Laura Pellacanidi Laura Pellacani· 15/08/2026 11:29
Meringa italiana o francese: quale resa bianca e stabile non delude mai

Se ti sei trovato con meringhe beige, collassate o dal gusto troppo caramellato, non sei solo. In tanti mi scrivete chiedendo come ottenere una schiuma candida e ferma, che regga il caldo delle luci in tavola e la pressione della sac à poche. Dopo dieci anni di prove nel mio laboratorio casalingo vicino a Reggio Emilia, e una cotta per i dolci che nasce tra cannoli e cassatine in Sicilia, ti aiuto a scegliere con criterio: francese o italiana?

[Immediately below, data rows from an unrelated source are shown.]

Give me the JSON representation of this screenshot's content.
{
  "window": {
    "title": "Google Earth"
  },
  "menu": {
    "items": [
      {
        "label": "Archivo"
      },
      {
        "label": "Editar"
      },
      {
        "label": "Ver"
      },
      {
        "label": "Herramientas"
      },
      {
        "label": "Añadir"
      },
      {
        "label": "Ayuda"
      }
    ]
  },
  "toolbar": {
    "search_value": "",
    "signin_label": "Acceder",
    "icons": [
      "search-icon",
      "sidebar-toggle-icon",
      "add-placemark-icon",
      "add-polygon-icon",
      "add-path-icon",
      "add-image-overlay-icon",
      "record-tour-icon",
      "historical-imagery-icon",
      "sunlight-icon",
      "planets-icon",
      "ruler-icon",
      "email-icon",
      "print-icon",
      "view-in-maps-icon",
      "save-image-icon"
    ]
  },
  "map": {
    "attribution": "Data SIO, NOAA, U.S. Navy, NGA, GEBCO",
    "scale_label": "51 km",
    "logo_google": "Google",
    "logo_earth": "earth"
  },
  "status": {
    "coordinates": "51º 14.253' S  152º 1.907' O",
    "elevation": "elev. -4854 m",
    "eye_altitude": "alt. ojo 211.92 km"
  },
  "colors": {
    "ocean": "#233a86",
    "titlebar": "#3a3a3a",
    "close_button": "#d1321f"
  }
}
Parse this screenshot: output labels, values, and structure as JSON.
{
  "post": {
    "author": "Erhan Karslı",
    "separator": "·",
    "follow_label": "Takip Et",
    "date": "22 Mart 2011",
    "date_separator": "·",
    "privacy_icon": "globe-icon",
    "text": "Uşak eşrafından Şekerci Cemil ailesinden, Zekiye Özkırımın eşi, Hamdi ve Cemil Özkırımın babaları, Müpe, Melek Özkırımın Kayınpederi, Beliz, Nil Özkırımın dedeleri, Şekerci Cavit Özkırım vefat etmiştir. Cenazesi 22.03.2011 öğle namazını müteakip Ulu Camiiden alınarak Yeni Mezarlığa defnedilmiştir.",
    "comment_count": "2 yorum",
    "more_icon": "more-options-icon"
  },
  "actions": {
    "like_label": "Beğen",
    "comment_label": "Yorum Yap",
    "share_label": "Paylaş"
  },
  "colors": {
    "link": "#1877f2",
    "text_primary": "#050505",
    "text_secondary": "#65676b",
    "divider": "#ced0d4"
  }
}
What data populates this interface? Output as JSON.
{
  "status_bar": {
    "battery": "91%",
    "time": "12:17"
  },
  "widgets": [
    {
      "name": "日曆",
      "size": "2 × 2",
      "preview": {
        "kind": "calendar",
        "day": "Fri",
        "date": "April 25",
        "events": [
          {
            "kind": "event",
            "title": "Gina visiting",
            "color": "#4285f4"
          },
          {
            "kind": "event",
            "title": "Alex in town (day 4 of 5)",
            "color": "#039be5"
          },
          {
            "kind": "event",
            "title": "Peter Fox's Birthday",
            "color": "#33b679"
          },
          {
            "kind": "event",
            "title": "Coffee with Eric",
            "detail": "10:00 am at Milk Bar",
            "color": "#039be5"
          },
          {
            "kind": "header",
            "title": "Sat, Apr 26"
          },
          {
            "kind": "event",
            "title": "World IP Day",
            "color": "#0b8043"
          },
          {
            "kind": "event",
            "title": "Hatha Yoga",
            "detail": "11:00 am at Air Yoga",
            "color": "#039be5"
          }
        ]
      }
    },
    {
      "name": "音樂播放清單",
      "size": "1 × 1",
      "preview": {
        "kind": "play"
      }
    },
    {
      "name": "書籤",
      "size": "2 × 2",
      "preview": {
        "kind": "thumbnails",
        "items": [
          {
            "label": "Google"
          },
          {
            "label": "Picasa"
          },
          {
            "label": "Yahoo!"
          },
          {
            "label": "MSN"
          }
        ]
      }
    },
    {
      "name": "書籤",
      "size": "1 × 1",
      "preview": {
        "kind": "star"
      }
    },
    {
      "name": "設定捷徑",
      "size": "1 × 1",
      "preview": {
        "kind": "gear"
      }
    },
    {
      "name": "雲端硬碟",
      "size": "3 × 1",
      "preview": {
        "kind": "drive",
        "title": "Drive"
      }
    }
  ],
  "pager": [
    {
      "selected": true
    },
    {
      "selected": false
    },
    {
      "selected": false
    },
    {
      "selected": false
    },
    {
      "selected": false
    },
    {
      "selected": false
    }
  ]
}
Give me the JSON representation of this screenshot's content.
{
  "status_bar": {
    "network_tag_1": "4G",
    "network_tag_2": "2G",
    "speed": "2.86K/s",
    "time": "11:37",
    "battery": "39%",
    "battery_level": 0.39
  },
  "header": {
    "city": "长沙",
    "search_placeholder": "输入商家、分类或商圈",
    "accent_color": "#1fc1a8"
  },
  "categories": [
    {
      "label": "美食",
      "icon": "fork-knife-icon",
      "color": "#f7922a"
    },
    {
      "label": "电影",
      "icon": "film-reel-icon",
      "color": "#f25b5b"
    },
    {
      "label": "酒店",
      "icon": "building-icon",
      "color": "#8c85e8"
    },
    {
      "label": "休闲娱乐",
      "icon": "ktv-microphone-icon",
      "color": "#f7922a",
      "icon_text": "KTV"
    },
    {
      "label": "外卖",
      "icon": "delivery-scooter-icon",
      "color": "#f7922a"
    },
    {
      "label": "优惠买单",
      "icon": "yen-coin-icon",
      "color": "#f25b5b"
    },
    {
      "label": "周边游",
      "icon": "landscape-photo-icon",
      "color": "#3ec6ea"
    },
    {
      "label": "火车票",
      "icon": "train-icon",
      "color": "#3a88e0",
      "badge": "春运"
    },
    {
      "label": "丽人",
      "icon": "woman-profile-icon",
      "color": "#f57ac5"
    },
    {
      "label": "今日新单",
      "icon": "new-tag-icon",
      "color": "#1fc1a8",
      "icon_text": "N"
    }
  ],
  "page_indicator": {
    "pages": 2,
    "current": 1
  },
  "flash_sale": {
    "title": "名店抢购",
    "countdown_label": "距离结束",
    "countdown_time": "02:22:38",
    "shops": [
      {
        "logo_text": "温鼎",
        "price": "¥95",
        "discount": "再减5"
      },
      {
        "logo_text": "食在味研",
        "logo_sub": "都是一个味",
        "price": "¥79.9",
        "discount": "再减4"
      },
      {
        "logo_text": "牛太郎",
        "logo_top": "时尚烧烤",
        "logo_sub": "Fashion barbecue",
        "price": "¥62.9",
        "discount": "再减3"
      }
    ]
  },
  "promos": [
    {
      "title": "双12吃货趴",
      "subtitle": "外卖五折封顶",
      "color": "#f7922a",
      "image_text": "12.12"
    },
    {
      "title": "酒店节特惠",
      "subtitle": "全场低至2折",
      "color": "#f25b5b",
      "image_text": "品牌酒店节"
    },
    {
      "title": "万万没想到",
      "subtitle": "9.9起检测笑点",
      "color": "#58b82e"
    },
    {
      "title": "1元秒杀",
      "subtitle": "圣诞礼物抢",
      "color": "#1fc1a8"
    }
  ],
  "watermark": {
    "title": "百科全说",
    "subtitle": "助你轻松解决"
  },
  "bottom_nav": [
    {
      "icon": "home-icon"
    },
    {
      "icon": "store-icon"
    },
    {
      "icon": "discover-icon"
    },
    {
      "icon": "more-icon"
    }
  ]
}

Il problema, come lo vivi tu

Vuoi meringhe bianche, lucide e stabili. Ma spesso la ciotola lascia odore di uovo, lo zucchero non si scioglie e in forno il colore vira al crema. Oppure, monti bene e poi la massa si smonta appena aggiungi la purea di frutta o il burro per una crema.

La verità è che la scelta della tecnica conta quanto gli ingredienti. Meringa francese e meringa italiana non sono intercambiabili: cambiano consistenza, resistenza all’umidità e gestione del calore.

Criteri di scelta concreti

- Bianchezza: la tonalità dipende dalla temperatura e dalla solubilità dello zucchero. A basse temperature e con cristalli fini la superficie resta chiara. Con la francese il rischio di scurimento per effetto di asciugature troppo spinte è maggiore; con l’italiana, lo sciroppo scioglie completamente lo zucchero e l’aspetto rimane più ottico e uniforme.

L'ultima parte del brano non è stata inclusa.